Back to library

ML 101

An exhaustive introduction to machine learning fundamentals. Covers the ML landscape, gradient descent, bias-variance tradeoff, linear regression, logistic regression, decision trees, ensembles, SVMs, neural networks, clustering, dimensionality reduction, and model evaluation metrics.

Progress
1/ 11

Reading time

~90 min

Structure

Single track

Module 01 / Foundations1 of 11

The ML Landscape

What machine learning actually is, and how its three paradigms are fundamentally different.

What is Machine Learning?

Traditional programming is rules → data → output. You encode logic explicitly. Machine learning flips this: you give it data + desired outputs → it infers the rules. The "rules" are parameters of a mathematical model, and "learning" is optimizing those parameters to minimize error.
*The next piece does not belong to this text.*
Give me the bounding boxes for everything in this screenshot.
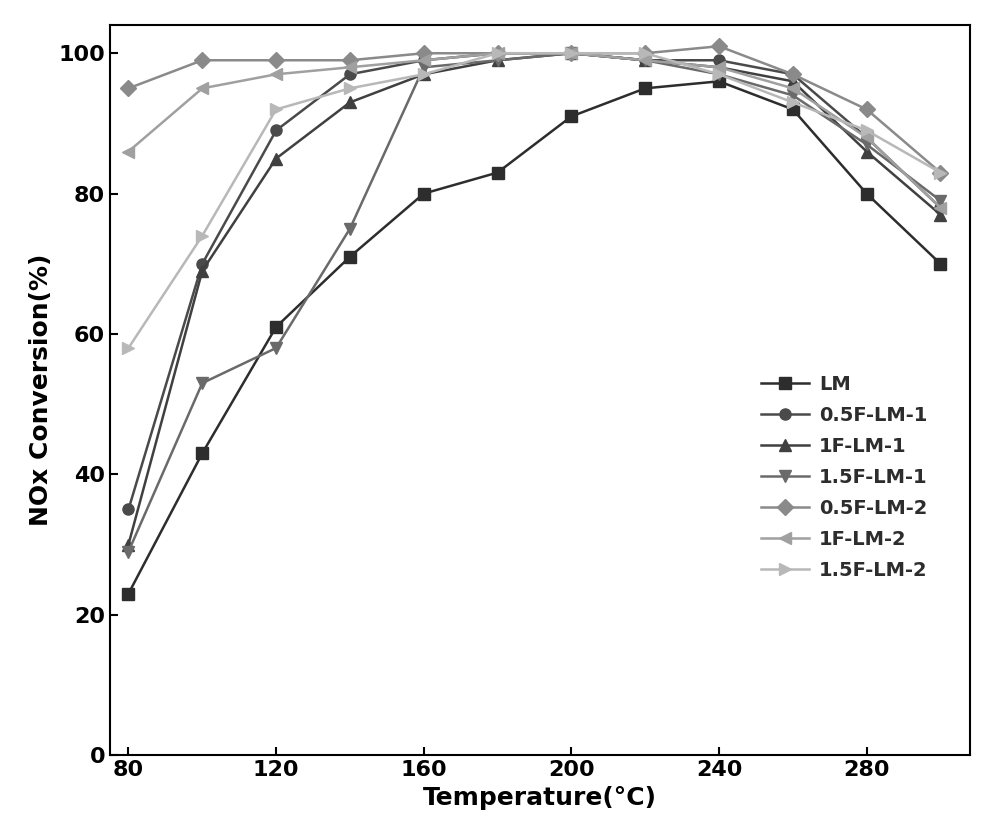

Arthur Samuel's classic definition: "Field of study that gives computers the ability to learn without being explicitly programmed." More precisely — a program learns from experience E with respect to task T and performance P, if its P on T improves with E.

Core Vocabulary
  • Features (X): Input variables — the raw data your model sees.
  • Labels / Targets (y): What you're trying to predict (in supervised learning).
  • Model: A mathematical function f(X; θ) parameterized by θ that maps X → ŷ.
  • Training: Adjusting θ to minimize the gap between ŷ and y on a training set.
  • Inference: Running the trained model on new, unseen data.
  • Generalization: How well the model performs on data it hasn't seen — the real goal.

Three Paradigms

🎯

Supervised Learning

Learn a mapping X→y from labeled examples. Error signal is explicit — you know the right answer.

🔍

Unsupervised Learning

Find structure in unlabeled data. No ground truth — the model discovers patterns, clusters, or representations.

🎮

Reinforcement Learning

An agent takes actions in an environment to maximize cumulative reward. No labeled data — learns by trial and error.

The Data Split — Always

Why you need three splits
  • Training set (~70%): Model sees and learns from this. Parameters are optimized here.
  • Validation set (~15%): Hyperparameter tuning and model selection. Model never trains on this, but you peek at it to make decisions — so it's "contaminated" for final evaluation.
  • Test set (~15%): Touched exactly ONCE at the very end. This is your unbiased estimate of real-world performance.
Key Gotchas
  • Data leakage: If test-set information bleeds into training (e.g., scaling using the full dataset's mean), your evaluation is optimistically biased. Fit scalers/preprocessors on train, apply to val/test.
  • i.i.d. assumption: Most ML theory assumes data is independently and identically distributed. Time-series, geo-clustered, or grouped data violates this — use temporal/grouped splits instead of random splits.
  • More data beats better algorithms more often than you'd think. Before tuning models, verify your data pipeline is clean.

The ML Workflow

1
Problem framing: Is it regression, classification, clustering? Define the loss you actually care about, not just what's easy to optimize.
2
Data collection & EDA: Understand distributions, check for nulls, outliers, class imbalance. Garbage in = garbage out.
3
Feature engineering: Transform raw data into a form the model can use. Often the highest-leverage activity in classical ML.
4
Model selection & training: Start simple (linear models, trees). Complexity only if needed.
5
Evaluation: On held-out data. Use the right metric for your problem, not just accuracy.
6
Iteration: Diagnose errors, improve data or model, repeat. Most time is spent here.